Looking back upon the disaster six years ago, Masuda said in an exclusive interview with Xinhua recently that TEPCO built the nuclear plant based on "national standards" but failed to take into consideration situations that were beyond the stipulations of such standards.
"The problem lies in the idea that just meeting the national standards is enough," he said, adding that TEPCO should have considered what if earthquakes or tsunamis larger than those stipulated in the national criteria occur.
He said that to prevent such a disaster from happening again, operators of nuclear plants should strengthen safety measures, such as building higher tsunami barriers and preparing more backup power sources.
What is also very important is the human element, such as the technical competence of the staff and a response mechanism in the face of a particular crisis, according to the TEPCO executive.
"Take car tires for example. It would be extremely difficult to make tires that have zero possibility of bursting. So what we should do is to equip ourselves with the ability and the instruments to stop the car safely and to change the tires when they puncture on the road," he said.

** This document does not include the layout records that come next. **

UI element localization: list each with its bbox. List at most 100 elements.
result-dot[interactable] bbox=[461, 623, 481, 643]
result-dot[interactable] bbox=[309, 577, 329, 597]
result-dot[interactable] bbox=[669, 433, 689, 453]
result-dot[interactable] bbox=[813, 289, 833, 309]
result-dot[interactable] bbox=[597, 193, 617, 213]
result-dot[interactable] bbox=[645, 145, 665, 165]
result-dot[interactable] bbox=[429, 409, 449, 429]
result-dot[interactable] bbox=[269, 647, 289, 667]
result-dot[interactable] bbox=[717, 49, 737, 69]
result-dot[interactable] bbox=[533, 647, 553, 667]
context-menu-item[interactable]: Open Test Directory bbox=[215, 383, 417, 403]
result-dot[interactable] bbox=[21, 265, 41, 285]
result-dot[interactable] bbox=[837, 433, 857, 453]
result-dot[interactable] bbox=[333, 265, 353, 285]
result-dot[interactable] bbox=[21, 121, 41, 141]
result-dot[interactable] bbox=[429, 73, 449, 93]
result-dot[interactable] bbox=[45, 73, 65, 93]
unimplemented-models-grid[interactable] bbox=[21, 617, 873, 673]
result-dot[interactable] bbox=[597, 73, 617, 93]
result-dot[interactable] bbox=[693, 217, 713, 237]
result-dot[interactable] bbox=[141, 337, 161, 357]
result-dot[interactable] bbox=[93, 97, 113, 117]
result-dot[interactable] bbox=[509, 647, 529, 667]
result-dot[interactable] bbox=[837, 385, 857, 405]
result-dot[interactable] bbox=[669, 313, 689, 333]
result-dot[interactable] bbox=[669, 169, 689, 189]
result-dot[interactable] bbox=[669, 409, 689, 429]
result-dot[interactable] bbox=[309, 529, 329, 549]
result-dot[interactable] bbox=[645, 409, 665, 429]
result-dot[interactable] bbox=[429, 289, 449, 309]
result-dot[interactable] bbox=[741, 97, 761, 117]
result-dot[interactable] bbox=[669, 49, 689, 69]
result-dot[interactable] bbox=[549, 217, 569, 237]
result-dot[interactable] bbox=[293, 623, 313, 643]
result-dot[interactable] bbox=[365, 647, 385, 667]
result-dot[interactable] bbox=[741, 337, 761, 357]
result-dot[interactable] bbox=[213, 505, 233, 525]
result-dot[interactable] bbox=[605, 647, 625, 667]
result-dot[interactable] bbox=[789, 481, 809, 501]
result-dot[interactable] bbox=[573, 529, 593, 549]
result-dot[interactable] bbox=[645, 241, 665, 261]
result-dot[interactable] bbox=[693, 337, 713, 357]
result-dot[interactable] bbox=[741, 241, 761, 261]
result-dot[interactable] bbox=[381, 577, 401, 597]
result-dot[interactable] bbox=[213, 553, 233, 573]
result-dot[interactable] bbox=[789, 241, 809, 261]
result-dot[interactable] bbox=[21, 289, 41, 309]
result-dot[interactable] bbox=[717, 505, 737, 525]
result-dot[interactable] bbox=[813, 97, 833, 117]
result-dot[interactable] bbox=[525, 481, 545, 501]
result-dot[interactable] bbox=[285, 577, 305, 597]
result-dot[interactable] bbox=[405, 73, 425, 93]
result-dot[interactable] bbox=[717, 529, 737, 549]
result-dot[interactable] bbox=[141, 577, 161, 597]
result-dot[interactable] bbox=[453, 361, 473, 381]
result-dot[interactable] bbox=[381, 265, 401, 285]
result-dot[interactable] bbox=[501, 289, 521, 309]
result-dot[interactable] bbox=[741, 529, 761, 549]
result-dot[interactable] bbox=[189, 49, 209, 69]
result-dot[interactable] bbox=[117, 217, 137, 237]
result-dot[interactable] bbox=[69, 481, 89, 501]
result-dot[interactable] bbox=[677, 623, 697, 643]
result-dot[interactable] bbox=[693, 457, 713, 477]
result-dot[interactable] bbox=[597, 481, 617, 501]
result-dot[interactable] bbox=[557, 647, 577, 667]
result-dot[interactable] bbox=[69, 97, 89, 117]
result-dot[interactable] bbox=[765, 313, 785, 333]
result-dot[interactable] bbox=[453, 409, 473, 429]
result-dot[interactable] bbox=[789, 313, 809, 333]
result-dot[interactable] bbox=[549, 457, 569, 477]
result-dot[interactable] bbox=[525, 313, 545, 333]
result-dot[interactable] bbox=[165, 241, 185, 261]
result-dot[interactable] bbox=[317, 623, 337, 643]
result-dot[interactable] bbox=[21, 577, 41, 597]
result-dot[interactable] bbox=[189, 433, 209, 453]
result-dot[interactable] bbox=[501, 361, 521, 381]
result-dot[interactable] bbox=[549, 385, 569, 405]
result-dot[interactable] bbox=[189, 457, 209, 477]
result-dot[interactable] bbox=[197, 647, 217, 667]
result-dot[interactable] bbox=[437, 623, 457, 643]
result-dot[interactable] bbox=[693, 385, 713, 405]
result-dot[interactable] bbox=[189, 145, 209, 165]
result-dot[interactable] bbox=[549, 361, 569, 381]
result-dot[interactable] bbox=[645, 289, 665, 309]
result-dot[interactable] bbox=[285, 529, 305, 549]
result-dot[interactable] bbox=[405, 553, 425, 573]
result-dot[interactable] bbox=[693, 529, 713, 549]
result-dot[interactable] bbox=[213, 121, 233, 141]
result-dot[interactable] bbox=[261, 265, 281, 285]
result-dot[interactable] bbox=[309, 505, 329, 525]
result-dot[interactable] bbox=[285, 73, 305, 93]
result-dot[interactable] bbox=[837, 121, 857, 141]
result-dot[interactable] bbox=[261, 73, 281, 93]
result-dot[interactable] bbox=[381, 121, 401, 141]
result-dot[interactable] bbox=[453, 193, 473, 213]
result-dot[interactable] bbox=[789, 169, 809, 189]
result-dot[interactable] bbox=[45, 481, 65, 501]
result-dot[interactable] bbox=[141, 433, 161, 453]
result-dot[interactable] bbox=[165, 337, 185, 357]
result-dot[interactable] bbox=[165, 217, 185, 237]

Likewise, a nuclear power plant should not begin operation without such strong capacities for safety control, and this is one of the lessons people should draw from the Fukushima distaster, he said.
TEPCO had been under fire for concealing from the public for two months that the core of the reactors had melted after the accident happened. Masuda said that it is easy to lose but very difficult to rebuild public trust and TEPCO should have made public all information as it has promised.

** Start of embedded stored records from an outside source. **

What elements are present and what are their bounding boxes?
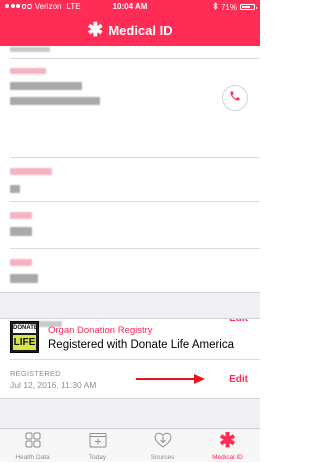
tab-bar: Health Data Today Sources ✱ Medical ID (0, 428, 260, 462)
organ-donation-registry-title: Organ Donation Registry (48, 325, 153, 336)
section-divider (0, 318, 260, 319)
status-right: 71% (213, 1, 257, 12)
donate-life-logo-top: DONATE (13, 324, 38, 333)
info-row-partial (0, 46, 260, 58)
redacted-text (10, 47, 50, 52)
red-arrow-annotation (136, 374, 205, 384)
redacted-value (10, 274, 38, 283)
sources-heart-download-icon (130, 432, 195, 450)
redacted-phone-number (10, 97, 100, 105)
battery-percent: 71% (220, 2, 237, 12)
page-title: Medical ID (108, 22, 173, 38)
redacted-label (10, 259, 32, 266)
emergency-contact-row[interactable] (0, 59, 260, 124)
redacted-value (10, 227, 32, 236)
medical-id-content[interactable]: Edit DONATE LIFE Organ Donation Registry… (0, 46, 260, 428)
battery-icon (240, 4, 257, 10)
status-bar: Verizon LTE 10:04 AM 71% (0, 0, 260, 14)
redacted-relationship (10, 68, 46, 74)
info-row (0, 158, 260, 204)
call-button[interactable] (222, 85, 248, 111)
edit-organ-donation-button[interactable]: Edit (229, 374, 248, 385)
info-row (0, 249, 260, 295)
asterisk-icon: ✱ (219, 430, 236, 452)
calendar-icon (65, 432, 130, 450)
donate-life-logo-bottom: LIFE (13, 335, 36, 350)
phone-icon (229, 89, 241, 107)
info-row (0, 202, 260, 248)
tab-label: Today (88, 454, 107, 461)
redacted-value (10, 185, 20, 193)
asterisk-icon: ✱ (87, 19, 104, 41)
redacted-label (10, 168, 52, 175)
registered-label: REGISTERED (10, 369, 61, 378)
health-data-grid-icon (0, 432, 65, 450)
section-separator (0, 293, 260, 318)
navigation-bar: ✱ Medical ID (0, 14, 260, 46)
bottom-separator (0, 399, 260, 428)
tab-medical-id[interactable]: ✱ Medical ID (195, 429, 260, 463)
tab-label: Sources (150, 454, 175, 461)
tab-health-data[interactable]: Health Data (0, 429, 65, 463)
divider (10, 359, 260, 360)
tab-label: Medical ID (212, 454, 243, 461)
registration-status: Registered with Donate Life America (48, 339, 235, 351)
redacted-label (10, 212, 32, 219)
redacted-contact-name (10, 82, 82, 90)
bluetooth-icon (213, 1, 218, 12)
registered-date: Jul 12, 2016, 11:30 AM (10, 380, 97, 390)
tab-label: Health Data (15, 454, 50, 461)
tab-today[interactable]: Today (65, 429, 130, 463)
donate-life-logo: DONATE LIFE (10, 321, 39, 353)
tab-sources[interactable]: Sources (130, 429, 195, 463)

"This is another lesson that we shall reflect upon. It is very important to provide the public with information, including information about the concealment of the melted core," he said.

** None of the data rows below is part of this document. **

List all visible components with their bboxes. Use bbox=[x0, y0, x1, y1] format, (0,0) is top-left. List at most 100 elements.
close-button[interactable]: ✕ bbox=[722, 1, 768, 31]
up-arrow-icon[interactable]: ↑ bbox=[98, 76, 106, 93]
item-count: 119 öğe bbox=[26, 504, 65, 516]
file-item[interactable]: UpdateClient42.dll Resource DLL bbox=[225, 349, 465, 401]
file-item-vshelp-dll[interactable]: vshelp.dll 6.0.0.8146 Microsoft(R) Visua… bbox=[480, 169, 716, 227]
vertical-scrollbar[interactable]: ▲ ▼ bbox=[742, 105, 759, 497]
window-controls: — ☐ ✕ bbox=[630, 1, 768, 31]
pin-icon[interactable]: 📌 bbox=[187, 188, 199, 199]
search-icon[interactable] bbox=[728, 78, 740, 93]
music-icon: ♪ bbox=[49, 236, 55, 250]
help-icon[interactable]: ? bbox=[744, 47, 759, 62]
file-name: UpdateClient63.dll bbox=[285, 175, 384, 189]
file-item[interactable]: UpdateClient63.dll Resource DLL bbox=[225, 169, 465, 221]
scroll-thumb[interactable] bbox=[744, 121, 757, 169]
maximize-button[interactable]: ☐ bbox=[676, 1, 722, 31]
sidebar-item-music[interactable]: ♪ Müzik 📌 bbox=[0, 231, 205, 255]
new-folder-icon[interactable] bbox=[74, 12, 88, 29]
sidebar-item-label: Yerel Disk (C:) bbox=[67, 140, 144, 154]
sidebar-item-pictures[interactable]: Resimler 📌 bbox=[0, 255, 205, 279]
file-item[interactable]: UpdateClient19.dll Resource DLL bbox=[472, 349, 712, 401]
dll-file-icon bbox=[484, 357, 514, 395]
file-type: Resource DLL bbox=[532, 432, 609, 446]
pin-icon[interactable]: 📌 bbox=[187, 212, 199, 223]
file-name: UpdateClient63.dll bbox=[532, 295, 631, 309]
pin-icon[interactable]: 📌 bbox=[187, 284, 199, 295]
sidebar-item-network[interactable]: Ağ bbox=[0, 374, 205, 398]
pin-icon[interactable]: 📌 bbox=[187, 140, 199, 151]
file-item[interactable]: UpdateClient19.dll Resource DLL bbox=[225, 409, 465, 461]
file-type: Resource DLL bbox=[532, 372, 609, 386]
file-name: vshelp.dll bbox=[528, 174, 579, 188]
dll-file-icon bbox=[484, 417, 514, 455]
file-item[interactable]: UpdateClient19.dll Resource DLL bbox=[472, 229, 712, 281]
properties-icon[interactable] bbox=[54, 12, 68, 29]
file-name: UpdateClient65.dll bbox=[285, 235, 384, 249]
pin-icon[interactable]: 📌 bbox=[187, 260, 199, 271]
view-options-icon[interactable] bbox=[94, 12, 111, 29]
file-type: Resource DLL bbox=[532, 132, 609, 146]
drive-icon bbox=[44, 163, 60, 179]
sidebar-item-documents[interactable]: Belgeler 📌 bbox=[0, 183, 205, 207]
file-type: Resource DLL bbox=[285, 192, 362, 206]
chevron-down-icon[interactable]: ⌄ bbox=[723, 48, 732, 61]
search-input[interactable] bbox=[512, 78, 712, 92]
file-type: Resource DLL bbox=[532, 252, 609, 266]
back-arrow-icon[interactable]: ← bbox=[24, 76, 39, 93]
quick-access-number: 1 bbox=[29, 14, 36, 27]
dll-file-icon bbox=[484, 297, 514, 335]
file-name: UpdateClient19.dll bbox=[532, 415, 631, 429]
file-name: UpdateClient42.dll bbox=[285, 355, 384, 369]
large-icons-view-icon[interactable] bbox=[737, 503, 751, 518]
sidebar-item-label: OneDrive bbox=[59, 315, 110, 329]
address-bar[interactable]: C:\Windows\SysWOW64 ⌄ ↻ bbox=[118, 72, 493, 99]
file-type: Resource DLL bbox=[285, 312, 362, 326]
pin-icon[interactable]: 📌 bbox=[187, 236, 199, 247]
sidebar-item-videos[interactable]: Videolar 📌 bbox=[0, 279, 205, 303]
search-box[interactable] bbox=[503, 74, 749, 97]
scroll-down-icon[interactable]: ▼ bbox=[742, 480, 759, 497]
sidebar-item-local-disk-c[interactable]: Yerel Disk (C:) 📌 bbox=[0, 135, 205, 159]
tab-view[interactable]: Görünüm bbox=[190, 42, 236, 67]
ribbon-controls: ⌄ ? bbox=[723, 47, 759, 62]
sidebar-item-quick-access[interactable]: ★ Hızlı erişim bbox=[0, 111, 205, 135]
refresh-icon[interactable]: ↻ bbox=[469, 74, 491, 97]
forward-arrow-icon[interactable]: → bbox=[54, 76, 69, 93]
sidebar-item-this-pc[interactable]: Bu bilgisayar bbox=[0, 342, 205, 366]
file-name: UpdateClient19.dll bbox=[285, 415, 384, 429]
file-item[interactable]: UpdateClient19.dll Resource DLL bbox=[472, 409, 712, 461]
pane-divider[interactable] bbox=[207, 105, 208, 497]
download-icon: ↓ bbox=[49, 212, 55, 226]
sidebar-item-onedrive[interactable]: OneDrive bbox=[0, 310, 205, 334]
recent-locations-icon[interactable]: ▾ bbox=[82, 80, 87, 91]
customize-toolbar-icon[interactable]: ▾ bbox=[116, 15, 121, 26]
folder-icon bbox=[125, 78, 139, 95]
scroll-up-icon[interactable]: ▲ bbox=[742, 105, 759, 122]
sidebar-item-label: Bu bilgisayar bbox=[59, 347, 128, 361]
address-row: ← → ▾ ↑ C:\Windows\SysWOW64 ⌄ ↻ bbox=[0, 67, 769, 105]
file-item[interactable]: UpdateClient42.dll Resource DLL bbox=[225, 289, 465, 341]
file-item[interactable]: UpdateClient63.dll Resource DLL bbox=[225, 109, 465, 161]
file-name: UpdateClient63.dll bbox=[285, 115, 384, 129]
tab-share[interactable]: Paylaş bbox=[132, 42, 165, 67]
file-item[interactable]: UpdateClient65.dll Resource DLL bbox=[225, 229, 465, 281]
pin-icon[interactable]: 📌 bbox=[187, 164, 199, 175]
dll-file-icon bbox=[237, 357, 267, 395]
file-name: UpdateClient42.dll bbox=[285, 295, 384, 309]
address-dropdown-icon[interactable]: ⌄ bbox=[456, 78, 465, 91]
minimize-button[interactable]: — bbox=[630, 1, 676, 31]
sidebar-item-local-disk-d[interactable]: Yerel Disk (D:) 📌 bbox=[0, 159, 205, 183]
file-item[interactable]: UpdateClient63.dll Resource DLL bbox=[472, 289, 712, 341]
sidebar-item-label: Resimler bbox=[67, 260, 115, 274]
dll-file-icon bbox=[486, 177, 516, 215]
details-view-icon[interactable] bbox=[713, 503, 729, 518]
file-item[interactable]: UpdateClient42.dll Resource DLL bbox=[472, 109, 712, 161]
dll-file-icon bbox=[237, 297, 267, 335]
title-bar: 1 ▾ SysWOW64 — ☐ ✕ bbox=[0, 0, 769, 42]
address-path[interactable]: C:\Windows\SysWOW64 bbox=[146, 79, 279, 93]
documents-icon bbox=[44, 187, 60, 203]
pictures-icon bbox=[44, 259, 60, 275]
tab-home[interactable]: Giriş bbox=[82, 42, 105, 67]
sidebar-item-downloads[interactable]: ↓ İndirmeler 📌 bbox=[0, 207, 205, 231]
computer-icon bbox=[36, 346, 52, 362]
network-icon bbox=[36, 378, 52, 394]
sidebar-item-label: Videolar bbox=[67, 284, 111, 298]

Six years on, decommissioning work for the damaged Fukushima No. 1 nuclear plant is still mired in difficulties, especially regarding the removal of highly radioactive residue of the melted nuclear fuel and to deal with the large amount of contaminated water.
Masuda said that the residue of melted nuclear fuel is now "mostly immersed in water" and kept at a relatively low temperature, and that there is "no need to worry" about the melted nuclear fuel residue eroding through the concrete bottom of the safety shell.
"Though we don't have direct confirmation about the concrete bottom of the safety shell, based on some other information, we think the residue has not eroded through the bottom... The bottom might have been eroded by fifty or sixty centimeters, but it is as thick as two or three meters, so there is no need to worry," he said.
He added that even if another earthquake of the same scale as the 2011 quake struck, the reactor units could still be kept cooled. But what he believes would impose a bigger problem would be a tsunami.
If a large enough tsunami occurred, contaminated water in the basement of the damaged reactor building could leak to the outside, he said, adding that TEPCO has been trying to deal with the radioactive water.
"The 2011 earthquake is what we called an outer-rise earthquake. There have been concerns that earthquake and tsunami of the same level could still occur as a result of the stress along the faults, and we have made preparations for situations like that," he said.
A magnitude-9.0 earthquake in 2011 triggered a massive tsunami in eastern Japan, which destroyed the emergency power and then the cooling system of Fukushima Daiichi nuclear power plant and caused a serious nuclear disaster, forcing some 300,000 people to evacuate.
The Fukushima nuclear disaster ranked seven, the highest level on the international nuclear events scale, and was the most serious one since the 1986 Chernobyl nuclear disaster.